Mengurangi Peringatan Hari Kartini Yang Sebatas Seremoni

Gambar Peringatan Kari Kartini

Mengurangi Peringatan Hari Kartini yang Sebatas Seremoni


Apa yang ada dalam pikiranmu ketika Hari Kartini? Pasti ingat kebaya, sanggul, ibu Kartini yang bergotong-royong lebih sempurna dipanggil Mbak Kartini alasannya yakni meninggal pada usia 25 tahun, atau karnaval? Pasti juga ada yang mengingat program kartinian di sekolah yang berarti tidak ada pelajaran di sekolah. Juga wacana televisi dan media yang niscaya akan banyak mengangkat tema wacana Kartini dan perempuan-perempuan Indonesia yang disebut ‘hebat’. Satu lagi, niscaya infotainment juga mengangkat tema itu, tentu dengan tampilan yang (maaf) lebai.

Itulah, selama ini lebih banyak pihak yang memaknai dan memperingati Hari Kartini sebatas program seremonial. Memakai kebaya ibarat baju yang digunakan oleh RA Kartini di potret hitam putih yang tersebar di dunia maya dan di ruang-ruang kelas bersama formasi pendekar lain. Juga menggunakan sanggul, sebagai perwujudan perempuan jawa.

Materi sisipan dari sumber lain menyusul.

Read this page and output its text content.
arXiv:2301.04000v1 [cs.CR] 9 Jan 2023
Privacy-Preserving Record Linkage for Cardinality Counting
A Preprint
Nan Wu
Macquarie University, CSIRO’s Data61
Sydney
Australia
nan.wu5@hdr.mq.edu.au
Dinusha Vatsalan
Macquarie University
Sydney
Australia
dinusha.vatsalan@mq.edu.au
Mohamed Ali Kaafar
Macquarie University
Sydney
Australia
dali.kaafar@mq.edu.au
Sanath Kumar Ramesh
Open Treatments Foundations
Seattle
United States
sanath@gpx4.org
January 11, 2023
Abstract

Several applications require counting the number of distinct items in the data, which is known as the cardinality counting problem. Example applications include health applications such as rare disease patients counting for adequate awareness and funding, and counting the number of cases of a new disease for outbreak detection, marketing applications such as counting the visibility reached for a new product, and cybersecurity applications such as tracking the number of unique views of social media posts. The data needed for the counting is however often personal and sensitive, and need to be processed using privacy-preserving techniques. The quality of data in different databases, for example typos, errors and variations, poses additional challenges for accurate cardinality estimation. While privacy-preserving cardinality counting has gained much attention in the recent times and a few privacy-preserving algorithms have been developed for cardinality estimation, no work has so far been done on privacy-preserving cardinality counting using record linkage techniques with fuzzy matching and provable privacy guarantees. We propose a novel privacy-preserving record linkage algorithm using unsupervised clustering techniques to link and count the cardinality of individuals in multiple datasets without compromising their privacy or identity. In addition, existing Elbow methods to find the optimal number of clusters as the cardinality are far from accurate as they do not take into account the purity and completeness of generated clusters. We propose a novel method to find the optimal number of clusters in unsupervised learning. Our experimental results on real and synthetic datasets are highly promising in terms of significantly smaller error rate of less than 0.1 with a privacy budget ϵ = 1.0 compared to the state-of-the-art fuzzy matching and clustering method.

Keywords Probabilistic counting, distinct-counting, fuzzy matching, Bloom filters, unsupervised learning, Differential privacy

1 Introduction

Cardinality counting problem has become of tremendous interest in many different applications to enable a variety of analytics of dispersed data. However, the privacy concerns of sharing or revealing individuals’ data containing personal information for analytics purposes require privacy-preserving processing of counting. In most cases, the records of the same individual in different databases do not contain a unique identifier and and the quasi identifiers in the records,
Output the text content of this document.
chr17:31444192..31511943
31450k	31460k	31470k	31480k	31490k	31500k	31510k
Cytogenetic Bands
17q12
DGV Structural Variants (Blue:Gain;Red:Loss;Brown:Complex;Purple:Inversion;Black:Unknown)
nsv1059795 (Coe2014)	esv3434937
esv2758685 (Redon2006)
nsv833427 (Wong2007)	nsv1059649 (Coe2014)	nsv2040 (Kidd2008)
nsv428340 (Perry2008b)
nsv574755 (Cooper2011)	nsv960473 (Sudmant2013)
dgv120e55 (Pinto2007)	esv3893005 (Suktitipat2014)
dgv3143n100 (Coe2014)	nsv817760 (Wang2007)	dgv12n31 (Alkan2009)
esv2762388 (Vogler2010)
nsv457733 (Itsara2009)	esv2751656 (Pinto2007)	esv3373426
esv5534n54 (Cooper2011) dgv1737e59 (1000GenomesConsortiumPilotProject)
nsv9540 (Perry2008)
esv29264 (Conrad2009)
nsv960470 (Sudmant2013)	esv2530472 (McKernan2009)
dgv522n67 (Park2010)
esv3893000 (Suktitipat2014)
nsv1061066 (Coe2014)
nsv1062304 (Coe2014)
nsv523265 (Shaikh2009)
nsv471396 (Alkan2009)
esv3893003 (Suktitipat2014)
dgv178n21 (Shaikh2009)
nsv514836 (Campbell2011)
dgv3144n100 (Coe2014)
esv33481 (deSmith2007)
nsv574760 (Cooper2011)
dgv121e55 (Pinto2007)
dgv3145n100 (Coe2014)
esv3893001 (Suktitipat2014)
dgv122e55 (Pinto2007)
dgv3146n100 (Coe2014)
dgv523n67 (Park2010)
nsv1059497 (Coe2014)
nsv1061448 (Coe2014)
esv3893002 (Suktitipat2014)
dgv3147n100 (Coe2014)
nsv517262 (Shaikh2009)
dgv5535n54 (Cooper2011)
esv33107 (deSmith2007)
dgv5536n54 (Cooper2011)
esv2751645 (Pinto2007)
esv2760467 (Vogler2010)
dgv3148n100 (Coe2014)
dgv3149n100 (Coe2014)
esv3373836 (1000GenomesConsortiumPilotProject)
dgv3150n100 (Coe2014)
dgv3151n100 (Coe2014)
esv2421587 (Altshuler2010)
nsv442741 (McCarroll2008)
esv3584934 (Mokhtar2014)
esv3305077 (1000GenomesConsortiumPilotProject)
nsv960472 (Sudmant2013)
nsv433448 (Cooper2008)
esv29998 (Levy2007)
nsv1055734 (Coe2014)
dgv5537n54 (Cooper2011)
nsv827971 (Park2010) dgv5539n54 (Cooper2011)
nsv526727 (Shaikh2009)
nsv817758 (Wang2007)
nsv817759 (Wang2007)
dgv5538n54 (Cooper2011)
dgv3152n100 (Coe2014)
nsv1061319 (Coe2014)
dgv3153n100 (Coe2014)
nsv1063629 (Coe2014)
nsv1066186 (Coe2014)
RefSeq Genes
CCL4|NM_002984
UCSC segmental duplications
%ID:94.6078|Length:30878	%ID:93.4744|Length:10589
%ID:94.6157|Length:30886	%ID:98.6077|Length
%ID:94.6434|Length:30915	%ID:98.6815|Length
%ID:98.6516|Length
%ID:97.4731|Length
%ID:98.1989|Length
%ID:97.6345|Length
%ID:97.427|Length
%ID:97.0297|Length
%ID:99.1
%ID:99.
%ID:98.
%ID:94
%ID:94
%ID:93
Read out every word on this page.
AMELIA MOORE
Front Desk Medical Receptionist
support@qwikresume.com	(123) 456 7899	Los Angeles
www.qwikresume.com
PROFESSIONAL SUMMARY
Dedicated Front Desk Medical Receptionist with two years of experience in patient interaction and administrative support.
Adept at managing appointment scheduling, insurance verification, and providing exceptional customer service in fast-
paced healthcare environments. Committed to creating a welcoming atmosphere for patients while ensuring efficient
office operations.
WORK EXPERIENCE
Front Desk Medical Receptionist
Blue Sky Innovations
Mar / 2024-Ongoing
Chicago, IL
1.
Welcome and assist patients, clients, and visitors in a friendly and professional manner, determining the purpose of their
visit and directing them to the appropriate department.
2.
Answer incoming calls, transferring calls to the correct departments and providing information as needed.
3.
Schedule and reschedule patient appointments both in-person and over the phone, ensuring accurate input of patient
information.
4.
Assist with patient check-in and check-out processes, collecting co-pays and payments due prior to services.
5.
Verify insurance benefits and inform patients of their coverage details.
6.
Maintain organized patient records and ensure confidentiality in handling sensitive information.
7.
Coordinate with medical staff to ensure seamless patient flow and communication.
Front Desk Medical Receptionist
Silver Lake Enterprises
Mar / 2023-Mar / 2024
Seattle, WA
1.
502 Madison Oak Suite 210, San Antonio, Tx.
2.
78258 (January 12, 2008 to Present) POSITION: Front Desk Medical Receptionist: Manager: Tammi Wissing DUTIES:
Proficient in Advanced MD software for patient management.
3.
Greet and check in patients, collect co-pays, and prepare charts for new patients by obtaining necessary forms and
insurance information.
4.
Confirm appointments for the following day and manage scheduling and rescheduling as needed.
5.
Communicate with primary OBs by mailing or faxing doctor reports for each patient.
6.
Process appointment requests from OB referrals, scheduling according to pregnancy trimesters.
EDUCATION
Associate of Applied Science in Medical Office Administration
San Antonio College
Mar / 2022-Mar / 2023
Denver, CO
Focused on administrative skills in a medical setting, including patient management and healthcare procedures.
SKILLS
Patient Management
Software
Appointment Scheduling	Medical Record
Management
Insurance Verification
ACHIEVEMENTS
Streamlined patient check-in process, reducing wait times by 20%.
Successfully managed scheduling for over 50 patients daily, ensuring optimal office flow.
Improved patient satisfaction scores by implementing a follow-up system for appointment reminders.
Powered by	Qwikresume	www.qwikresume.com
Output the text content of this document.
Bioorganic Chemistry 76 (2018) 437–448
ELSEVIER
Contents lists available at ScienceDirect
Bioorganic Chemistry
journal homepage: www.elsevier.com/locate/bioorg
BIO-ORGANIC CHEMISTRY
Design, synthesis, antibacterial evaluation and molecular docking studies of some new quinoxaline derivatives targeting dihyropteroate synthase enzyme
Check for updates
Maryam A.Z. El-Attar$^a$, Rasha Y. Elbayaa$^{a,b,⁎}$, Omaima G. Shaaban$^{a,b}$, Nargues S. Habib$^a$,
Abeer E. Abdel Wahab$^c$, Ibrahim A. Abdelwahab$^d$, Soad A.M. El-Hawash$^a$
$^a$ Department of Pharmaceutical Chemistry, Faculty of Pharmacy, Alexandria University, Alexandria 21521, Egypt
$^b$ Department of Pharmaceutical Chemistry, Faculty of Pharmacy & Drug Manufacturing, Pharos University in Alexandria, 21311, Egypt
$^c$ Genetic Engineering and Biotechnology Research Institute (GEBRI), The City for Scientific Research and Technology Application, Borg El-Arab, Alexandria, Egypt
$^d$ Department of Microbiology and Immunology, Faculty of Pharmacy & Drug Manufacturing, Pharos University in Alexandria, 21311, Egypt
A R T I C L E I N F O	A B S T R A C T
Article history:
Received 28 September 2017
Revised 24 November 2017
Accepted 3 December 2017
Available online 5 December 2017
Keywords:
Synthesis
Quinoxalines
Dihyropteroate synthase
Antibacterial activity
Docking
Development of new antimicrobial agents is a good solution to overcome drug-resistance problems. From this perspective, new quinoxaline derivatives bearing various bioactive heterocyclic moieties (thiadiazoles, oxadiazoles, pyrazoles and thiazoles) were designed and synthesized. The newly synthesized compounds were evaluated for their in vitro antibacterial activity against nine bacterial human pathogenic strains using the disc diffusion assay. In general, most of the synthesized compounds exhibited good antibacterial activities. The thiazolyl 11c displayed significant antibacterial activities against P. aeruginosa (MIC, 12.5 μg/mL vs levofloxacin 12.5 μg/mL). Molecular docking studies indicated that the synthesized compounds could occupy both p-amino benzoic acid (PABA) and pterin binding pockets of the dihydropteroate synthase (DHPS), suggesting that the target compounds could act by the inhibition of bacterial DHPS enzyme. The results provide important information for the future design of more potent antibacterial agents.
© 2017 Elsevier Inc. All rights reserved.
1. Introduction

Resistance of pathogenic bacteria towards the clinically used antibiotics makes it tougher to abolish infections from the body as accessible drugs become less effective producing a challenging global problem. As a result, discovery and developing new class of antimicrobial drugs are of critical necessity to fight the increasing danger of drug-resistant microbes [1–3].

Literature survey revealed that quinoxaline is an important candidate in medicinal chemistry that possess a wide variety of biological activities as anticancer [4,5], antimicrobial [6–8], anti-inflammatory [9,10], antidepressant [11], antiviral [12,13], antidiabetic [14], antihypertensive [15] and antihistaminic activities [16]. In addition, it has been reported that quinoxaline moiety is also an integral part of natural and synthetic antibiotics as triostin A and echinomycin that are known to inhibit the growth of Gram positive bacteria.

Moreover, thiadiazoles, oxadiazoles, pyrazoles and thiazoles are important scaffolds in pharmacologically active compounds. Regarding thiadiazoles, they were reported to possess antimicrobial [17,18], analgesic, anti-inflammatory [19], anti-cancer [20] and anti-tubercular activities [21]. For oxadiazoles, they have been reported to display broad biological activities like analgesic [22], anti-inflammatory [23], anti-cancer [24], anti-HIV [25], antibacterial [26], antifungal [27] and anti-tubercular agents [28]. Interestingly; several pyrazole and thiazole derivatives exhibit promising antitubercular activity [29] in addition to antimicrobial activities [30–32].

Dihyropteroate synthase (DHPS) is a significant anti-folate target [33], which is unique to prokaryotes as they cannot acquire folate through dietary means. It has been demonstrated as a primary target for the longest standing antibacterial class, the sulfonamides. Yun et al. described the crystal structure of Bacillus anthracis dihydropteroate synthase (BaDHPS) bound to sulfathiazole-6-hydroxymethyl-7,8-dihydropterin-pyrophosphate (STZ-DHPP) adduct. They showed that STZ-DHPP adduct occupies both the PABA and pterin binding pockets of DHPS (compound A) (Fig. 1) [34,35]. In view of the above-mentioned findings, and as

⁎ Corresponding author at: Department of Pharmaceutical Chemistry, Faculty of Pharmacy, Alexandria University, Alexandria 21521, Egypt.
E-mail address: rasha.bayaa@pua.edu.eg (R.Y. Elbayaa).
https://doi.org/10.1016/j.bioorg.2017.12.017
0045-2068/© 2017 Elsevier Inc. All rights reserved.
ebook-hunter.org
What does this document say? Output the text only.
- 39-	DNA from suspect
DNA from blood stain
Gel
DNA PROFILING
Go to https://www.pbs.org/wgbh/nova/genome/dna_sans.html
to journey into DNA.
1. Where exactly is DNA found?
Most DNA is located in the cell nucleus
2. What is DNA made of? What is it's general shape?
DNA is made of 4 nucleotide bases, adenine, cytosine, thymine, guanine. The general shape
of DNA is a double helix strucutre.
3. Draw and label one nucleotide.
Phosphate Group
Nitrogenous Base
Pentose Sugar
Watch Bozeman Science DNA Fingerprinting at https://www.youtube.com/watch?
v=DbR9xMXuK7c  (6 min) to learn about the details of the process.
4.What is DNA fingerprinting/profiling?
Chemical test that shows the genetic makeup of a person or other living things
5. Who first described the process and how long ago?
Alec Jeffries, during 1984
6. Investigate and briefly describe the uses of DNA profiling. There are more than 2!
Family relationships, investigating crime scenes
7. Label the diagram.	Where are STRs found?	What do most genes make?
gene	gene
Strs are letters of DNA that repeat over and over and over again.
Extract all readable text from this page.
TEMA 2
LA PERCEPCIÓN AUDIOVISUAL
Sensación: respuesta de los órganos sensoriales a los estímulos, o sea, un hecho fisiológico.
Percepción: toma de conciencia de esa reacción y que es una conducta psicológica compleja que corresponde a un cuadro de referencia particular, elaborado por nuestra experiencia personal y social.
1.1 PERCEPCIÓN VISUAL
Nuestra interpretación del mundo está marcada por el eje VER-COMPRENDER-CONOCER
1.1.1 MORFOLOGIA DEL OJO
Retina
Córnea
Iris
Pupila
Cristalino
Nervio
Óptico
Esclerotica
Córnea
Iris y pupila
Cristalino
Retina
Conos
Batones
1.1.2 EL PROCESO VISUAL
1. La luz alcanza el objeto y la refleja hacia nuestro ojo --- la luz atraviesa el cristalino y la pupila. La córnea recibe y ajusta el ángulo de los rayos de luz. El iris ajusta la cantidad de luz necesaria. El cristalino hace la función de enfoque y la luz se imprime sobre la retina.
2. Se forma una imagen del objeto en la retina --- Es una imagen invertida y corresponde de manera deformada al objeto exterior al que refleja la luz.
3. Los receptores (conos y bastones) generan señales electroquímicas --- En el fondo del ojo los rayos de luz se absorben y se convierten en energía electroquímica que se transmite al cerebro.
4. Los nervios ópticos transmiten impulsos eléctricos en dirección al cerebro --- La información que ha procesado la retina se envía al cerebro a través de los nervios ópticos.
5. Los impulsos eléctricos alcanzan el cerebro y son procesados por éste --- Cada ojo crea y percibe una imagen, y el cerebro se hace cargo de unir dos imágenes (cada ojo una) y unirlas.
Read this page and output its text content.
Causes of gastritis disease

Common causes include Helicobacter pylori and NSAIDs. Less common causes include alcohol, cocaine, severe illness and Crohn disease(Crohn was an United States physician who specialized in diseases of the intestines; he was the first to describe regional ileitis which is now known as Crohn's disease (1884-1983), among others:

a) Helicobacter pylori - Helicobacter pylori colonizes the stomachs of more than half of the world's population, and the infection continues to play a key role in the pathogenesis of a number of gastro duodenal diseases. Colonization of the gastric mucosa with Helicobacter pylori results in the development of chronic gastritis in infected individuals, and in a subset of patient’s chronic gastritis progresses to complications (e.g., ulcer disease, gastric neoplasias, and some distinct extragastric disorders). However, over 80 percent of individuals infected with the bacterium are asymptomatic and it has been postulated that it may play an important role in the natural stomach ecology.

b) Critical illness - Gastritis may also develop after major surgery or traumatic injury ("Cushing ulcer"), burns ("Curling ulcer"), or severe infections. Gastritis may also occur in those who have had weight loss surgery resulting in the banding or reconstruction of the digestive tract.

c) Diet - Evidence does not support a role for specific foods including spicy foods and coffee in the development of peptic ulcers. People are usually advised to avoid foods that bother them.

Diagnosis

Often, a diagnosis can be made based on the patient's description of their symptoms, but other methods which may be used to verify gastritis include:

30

Acara-acara itu sebatas pada seremonial. Seharusnya, momentum Hari Kartini dimaknai sebagai upaya mencerdaskan seluruh bangsa Indonesia melalui pendidikan. Jika ingin memaknai usaha Kartini, seharusnya melihat secara komprehensif. RA Kartini yakni perempuan Jawa yang hidup di masa kolonial Belanda. Dia ingin terus bersekolah tetapi alasannya yakni tradisi, maka impian tersebut kesannya pupus. Tetapi RA Kartini tidak lantas menolak budaya Jawa, ia tetap patuh pada tradisi dan orang renta (Bapaknya yang melarang untuk sekolah). Tetapi kepatuhannya juga tidak menghentikan mimpinya untuk tetap mencar ilmu dan berkomunikasi dengan dunia luar. Bahkan, ketika ia punya kesempatan (diizinkan oleh suaminya sesudah menikah) untuk membuka pengajaran untuk perempuan-perempuan lain.

Dari klarifikasi singkat di atas yang perlu dicatat dan dipahami adalah, RA Kartini tetap menghormati tradisi dan adab Jawa sebagai budaya leluhurnya. Dia tidak lantas menghantam dan melawan hukum budaya dan adab istiadat. Lalu, bandingkan dengan sekarang. Memang tidak semuanya yang mengaku pejuang emansipasi, masihkah tetap menjalankan dan menghormati tradisi?

Maka dari itu, yang seharusnya diambil semangatnya yakni semangat pendidikan, semangat terhadap pelaksanaan kiprah dan kodrat sebagai perempuan. Bukan lantas kebaya dan sanggul. Kebetulan saja, Kartini yakni orang Jawa yang berkebaya dan bersanggul. Kalau orang yang bernasib ibarat RA Kartini yakni orang Minangkabau tentu ia akan menggunakan baju adab Minang. Jika ia yakni orang Madura, ia niscaya menggunakan kebaya dengan warna cerah diikat degan pusar kelihatan, rambut diikat tanpa sanggul, dan kain jarit (kain batik) digunakan agak cingkrang di bawah lutut.

Yuk meresapi peringatan  Hari Kartini tidak lagi sebatas seremoni. Harus dapat meresapi dalam hati, untuk dapat dilaksanakan dan menjadi jati diri. Lebih khusus kepada seluruh perempuan Indonesia jadilah Kartini dan Perempuan Indonesia seutuhnya. Perempuan Aceh tak perlu berkebaya dan bersanggul untuk meneladani Kartini, begitu juga dengan perempuan dari Papua.

Lihat juga cara menggambar foto wajah RA Kartini


Selamat Hari Kartini, salam pustamun!